The term “data extraction” might sound like a complicated procedure, but it couldn’t be further from the truth. As paper-based processes go digital, the transition isn’t perfect. Despite a wealth of new tools to digitally collect information, paper-based forms and processes still exist. This information must still be collected, analyzed, and processed. Here is where data extraction software can bridge the gap to complete the digital transformation of your business processes.
What is Data Extraction Software?
Data extraction software lets companies retrieve structured, semi-structured, and unstructured data from a variety of sources for collection, analysis, and processing. A data extraction software solution can be utilized to identify and recognize data located in paper forms, scrape information from websites, or even retrieve content from emails.
The way this software works is that it is trained to recognize characters, words, and phrases that are deemed important, based on the specific use case where the data extraction is being performed. Despite all the advances in machine learning and Artificial Intelligence, machines still can’t really think like a human. Instead, vast amounts of characters and phrases can be learned over time such that a high probability of assembling these characters into words or numbers is achieved – as a pretty good match.
There are Many Different Use Cases
As part of your evaluation of data extraction software and picking a vendor or partner to work with, you need to define your requirements. Are you building a data warehouse to store corporate financial records? Are you performing an audit for regulatory compliance record keeping? Or are you working to streamline manual data entry or a paper-based process?
Data aggregation strategies utilized for compliance requirements will focus on making sure all the data can be accessed and available, with a focus on achieving a high capture rate – often in the high 90 percentiles. These types of systems can err on efficiency. As long as everything is there to sustain an audit, it might not matter that it could take many days to find just the right information.
Data extraction software utilized to streamline a business process, however, must operate at a high level of performance. If not, the existing paper-based processes will suffice. Here is where choosing a specialty vendor that has experience in working with the types of paper documents relevant for your industry will be an important selection criterion.
The Importance of Industry Specialty
The way that hi-performance data extraction solutions operate is with an existing understanding of what data fields are relevant for each document and where these fields are located on each document.
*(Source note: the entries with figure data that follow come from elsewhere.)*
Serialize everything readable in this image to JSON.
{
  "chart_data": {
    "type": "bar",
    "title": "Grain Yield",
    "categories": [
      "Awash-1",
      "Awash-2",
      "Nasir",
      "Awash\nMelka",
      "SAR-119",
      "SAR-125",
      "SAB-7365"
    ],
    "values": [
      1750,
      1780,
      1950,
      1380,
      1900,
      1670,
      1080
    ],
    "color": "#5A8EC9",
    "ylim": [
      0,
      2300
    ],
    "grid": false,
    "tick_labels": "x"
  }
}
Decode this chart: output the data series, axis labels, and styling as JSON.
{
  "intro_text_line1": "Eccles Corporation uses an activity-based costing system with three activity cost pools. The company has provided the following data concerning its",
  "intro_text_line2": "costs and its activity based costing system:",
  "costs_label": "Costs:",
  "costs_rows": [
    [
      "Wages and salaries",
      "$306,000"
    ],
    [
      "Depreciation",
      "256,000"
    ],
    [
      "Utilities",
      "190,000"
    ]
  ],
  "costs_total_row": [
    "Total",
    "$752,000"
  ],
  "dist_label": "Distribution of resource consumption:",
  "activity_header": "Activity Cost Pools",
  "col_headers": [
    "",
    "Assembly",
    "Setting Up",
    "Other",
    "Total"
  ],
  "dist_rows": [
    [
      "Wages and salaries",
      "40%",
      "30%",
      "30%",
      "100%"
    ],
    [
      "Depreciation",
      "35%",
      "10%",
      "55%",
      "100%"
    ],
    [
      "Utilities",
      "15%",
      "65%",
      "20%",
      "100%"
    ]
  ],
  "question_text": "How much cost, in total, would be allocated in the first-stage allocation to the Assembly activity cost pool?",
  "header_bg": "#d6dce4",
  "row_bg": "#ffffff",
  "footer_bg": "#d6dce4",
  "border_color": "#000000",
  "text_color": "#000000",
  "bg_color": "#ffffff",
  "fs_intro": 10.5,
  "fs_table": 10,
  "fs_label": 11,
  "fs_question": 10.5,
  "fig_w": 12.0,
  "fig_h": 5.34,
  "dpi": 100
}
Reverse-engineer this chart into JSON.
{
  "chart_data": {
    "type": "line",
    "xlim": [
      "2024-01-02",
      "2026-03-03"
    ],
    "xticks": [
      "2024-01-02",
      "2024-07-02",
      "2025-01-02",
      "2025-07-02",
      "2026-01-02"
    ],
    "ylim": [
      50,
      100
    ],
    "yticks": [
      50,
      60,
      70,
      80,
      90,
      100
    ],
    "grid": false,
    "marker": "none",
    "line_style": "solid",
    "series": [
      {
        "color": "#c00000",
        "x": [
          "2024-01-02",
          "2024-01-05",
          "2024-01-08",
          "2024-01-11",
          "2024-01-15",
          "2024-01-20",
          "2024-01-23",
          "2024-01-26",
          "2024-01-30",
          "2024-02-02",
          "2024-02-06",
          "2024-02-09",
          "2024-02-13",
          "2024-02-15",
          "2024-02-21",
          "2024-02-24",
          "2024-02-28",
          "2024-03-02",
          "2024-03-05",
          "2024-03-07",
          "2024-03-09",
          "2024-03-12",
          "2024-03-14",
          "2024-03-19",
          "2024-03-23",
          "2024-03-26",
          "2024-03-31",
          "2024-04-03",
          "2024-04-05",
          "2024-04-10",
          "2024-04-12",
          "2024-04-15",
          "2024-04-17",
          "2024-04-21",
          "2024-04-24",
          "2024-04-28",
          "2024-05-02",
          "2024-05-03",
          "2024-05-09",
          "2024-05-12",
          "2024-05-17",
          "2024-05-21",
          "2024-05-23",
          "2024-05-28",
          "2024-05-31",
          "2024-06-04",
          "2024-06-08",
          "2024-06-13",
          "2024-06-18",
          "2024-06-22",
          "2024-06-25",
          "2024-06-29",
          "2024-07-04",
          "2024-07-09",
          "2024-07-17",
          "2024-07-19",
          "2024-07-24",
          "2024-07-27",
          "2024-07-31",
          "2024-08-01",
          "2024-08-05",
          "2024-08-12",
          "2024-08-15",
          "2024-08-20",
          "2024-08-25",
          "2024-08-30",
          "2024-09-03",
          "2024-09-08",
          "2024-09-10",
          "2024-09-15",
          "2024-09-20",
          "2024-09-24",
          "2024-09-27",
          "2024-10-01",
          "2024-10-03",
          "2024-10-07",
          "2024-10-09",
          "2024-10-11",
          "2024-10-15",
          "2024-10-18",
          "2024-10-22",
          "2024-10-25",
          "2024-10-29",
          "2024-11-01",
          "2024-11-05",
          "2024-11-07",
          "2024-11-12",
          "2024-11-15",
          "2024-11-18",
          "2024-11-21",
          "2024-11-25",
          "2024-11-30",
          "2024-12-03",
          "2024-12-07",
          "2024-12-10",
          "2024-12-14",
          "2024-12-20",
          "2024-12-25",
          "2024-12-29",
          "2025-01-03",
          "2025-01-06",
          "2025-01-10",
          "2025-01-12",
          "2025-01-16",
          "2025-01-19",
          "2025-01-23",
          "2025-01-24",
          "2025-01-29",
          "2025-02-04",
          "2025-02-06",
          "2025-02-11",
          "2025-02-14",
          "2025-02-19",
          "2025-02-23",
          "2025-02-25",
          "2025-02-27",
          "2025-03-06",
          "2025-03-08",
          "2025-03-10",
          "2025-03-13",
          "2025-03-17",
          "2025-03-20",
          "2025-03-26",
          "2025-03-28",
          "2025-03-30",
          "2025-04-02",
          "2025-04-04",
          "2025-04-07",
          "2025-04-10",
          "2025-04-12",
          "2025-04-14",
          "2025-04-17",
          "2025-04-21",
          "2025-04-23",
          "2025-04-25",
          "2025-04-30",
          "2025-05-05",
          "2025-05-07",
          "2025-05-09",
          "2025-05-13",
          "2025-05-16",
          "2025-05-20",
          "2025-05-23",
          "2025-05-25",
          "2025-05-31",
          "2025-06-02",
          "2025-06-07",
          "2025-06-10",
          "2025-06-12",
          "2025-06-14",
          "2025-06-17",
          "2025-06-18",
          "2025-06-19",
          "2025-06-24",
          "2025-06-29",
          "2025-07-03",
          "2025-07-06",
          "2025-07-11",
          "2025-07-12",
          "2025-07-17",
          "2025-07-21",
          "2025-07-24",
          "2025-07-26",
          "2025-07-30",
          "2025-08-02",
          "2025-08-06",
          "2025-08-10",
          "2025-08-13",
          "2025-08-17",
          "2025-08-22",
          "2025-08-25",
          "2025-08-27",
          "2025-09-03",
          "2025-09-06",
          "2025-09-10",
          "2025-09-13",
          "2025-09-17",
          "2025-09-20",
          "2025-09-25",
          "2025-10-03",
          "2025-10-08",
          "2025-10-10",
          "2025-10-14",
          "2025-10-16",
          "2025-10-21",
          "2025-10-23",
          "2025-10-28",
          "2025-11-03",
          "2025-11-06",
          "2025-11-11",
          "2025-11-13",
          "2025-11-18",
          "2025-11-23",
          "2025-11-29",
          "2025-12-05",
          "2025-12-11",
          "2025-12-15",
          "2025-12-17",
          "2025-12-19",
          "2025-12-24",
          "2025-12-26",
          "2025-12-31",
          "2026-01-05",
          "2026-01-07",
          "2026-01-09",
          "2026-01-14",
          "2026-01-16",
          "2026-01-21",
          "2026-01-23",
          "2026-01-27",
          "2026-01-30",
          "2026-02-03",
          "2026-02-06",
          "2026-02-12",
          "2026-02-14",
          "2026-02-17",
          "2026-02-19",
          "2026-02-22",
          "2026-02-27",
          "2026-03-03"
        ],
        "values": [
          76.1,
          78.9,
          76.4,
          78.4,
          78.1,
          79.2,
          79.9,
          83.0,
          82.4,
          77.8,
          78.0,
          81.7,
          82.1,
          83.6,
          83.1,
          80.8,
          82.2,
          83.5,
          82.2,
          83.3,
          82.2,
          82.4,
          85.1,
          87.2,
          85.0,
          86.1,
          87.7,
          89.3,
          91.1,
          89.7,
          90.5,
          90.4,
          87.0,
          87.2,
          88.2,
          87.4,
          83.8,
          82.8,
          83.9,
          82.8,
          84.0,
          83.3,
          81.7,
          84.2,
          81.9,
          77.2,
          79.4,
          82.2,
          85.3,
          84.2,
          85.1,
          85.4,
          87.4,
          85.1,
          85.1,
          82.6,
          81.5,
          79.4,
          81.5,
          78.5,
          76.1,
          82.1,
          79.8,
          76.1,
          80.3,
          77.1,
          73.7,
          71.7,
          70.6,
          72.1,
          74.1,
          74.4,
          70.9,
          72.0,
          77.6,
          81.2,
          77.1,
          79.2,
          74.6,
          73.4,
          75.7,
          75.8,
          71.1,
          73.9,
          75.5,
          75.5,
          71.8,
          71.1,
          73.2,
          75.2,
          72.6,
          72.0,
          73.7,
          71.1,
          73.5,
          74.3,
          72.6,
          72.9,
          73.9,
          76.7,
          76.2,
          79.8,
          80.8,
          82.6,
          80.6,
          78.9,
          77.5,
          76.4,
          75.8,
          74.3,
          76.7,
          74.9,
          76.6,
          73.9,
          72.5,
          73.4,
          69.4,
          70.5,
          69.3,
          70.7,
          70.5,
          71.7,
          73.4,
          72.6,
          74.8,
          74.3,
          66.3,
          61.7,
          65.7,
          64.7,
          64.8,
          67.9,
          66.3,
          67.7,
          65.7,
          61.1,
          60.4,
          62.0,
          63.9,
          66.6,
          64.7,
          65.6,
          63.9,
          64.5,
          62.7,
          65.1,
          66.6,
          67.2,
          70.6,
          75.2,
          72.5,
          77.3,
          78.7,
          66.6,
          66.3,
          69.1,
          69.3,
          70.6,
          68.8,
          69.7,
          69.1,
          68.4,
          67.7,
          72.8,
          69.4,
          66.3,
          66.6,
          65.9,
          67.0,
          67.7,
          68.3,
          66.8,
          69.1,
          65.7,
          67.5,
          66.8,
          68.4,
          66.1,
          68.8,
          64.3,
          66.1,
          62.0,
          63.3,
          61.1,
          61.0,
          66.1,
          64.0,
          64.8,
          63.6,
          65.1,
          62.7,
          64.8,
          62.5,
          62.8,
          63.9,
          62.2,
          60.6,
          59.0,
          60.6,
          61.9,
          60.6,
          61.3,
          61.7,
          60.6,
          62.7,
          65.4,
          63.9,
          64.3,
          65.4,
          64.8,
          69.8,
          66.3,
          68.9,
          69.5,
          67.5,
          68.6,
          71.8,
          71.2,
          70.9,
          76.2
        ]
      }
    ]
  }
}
For example, a financial institution that needs to process hand-written, paper loan applications for assessing the creditworthiness of a prospective customer, there might only be certain fields that are most important to get “right” the first time, such as first name, last name, address, and social security number. Initial review and a preliminary approval could be performed with just these fields for an automobile loan in just 10 seconds, which might make the difference between getting (or not getting) the business.
Structured vs. Unstructured Data
The last evaluation factor is to understand whether your data is structured or not. Structured data is highly organized and readily searchable, typically residing in a database already. Unstructured data, however, cannot be processed or analyzed via conventional data tools and methods. It can come from a variety of sources and in different formats. An effective data extraction solution designed to improve the performance of a business process must be adept in extracting both structured and unstructured data, which until recently, was problematic and difficult to achieve.
Here is a resource to learn more about unstructured data.
The Role of Artificial Intelligence With Data Extraction Software
Artificial Intelligence, or AI, has become a critical enabling technology to help data extraction solutions perform with a high degree of efficiency. And, with the learning algorithms inherent in such a solution, to improve performance over time. This type of software can be implemented and then trained to know what types of data exist, where to look for it on a particular page, and what the typical content might be. This logic can even be applied to handwritten notes that accompany such a document. As more documents are classified and scanned, the location and content of the data that is typically associated with these documents becomes expected and understood with greater accuracy.
In conclusion, as you evaluate your data extraction solution requirements as part of how to improve an existing process or how to implement a new one, apply these decision criteria to help narrow your search and better understand what options exist. Then assemble a shortlist as part of the final evaluation process.